Затаив дыхание, Анатоль Филатр с изумлением смотрел на собеседника:
– Но. . . но. . . – пробормотал он, – я не вижу никакой выгоды из этой комедии. . .
– Вы рассуждаете по-детски! – сказал Пилат. – Выгода двойная. Для меня – еще одни похороны по первому разряду в актив конторы. . . Для вас. . .
– Ну да же. . .
– Для вас тоже! Об этом не так уж трудно догадаться. . .
И на глазах ошарашенного собеседника Пилат вытащил из кармана пять банкнот по сто франков и разложил их веером на столе.
– Нет, так не годится, – вздохнул Анатоль Филатр я сглотнул слюну.
Пилат посмотрел на него с презрением.
– Разве это будет честно по отношению к брату? – снова сказал Анатоль Филатр.
– Он ничего не будет знать о нашем соглашении.
– Хорошо. Но я не думаю, что смог бы при таких обстоятельствах. . .
Однако, произнося эти слова, он внезапно представил себе, как вернется домой, как униженно будет рассказывать Матильде о своих неудачах, словно наяву увидел раздраженное лицо жены, услышал визг голодных малышей, заметил даже счет от бакалейщика, специально положенный на самом видном месте около его тарелки. Эта картина заставила умолкнуть угрызения совести.
– Может, вы бы все же предупредили моего брата о нашем соглашении, – сказал он.
– Пустое! Вы хотите, чтобы он мне устроил скандал и просто-напросто потребовал порвать эту бумагу? Живым не прощают то, что прощают мертвым.

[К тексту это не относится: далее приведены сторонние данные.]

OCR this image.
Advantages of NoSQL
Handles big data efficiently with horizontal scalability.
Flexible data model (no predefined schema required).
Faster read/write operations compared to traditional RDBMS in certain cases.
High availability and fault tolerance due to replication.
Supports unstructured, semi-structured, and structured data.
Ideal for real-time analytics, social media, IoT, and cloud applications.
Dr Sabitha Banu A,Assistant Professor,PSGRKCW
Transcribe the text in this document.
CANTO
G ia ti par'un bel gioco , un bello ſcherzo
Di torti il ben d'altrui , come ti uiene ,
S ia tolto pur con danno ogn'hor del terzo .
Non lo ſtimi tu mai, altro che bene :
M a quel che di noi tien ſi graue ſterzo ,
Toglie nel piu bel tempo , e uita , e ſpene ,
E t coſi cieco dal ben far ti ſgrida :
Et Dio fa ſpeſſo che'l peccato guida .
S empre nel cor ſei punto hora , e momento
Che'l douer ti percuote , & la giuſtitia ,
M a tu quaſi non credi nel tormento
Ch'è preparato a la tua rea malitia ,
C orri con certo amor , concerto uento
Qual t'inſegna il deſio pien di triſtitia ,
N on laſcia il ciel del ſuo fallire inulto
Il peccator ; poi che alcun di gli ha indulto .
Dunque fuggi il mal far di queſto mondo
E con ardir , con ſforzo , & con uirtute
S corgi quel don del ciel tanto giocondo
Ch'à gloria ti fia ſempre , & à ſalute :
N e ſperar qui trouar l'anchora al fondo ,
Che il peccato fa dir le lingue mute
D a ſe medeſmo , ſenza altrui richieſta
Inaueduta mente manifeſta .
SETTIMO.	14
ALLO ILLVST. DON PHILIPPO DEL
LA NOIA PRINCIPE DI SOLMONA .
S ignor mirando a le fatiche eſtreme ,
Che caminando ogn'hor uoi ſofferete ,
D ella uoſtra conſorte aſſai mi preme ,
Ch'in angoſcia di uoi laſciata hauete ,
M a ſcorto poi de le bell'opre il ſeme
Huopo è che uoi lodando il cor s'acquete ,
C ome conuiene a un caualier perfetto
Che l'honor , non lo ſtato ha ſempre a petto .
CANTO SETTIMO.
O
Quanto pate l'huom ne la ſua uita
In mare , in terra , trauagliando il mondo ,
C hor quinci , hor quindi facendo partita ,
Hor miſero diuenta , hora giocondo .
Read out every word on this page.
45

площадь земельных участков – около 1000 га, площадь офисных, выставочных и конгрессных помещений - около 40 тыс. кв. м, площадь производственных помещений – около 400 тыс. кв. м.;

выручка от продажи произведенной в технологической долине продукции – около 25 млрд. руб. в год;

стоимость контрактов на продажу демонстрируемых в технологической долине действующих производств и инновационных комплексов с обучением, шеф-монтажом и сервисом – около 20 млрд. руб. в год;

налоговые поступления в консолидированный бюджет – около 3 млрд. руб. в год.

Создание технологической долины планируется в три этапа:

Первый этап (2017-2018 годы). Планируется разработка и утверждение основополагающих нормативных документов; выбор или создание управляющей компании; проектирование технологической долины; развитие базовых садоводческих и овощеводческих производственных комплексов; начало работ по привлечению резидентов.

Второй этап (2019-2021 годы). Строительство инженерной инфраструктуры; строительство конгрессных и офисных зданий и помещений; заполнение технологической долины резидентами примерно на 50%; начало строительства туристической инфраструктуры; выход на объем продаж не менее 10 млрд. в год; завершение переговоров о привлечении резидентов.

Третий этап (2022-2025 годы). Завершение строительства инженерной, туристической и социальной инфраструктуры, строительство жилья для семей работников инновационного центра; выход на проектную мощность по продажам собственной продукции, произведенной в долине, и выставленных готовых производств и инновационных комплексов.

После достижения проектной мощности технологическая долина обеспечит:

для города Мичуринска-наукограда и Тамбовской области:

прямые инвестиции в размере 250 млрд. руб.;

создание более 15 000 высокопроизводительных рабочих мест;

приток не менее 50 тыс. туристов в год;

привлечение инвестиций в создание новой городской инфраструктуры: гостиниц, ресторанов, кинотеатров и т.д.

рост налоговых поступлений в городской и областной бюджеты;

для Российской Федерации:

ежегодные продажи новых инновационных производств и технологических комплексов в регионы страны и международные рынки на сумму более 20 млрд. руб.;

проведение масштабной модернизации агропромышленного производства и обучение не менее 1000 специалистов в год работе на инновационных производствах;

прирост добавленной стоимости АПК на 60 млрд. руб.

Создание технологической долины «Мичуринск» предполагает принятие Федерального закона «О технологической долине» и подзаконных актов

Анатоль Филатр не мог устоять перед искушением. В его душе шла жестокая борьба между совестью честного человека и инстинктом отца большой семьи. Его терзало множество различных желаний, и он хотел бы умереть на месте.
С омерзительным цинизмом и спокойствием Пилат собрал со стола банкноты и помахал ими под самым носом у бедняги.
– А сколько за эти деньги можно купить, Филатр! Вы об этом подумали?
Анатоль Филатр почувствовал, как к горлу подступает тошнота.
– Давайте, – сказал он, – я согласен.
И схватив банкноты, он спешно засунул их в карман.
– Вот бумага и ручка, – сказал Пилат, любезно улыбаясь. – Сейчас мы закрепим на бумаге наш небольшой посмертный залог. Вы напишите завещание, о котором я вам говорил, и положите его в свой бумажник, так, чтобы его нашли. . . хм. . . в нужный момент. Конечно, второй экземпляр я оставлю у себя. Итак, пишите: «Я прощаю своему брату. . . »
Ссутулившись и склонив голову, Анатоль Филатр начал писать под диктовку Пилата, словно школяр, повторяя каждое слово:
– «Я. . . про. . . ща. . . ю мо. . . е. . . му бра. . . ту. . . »
Время от времени он останавливался, тяжело вздыхал и ворчал:
– И все-таки. . . и все-таки. . .
Осторожно, словно начинающий вор, отпер Анатоль Филатр дверь своей скромной квартиры.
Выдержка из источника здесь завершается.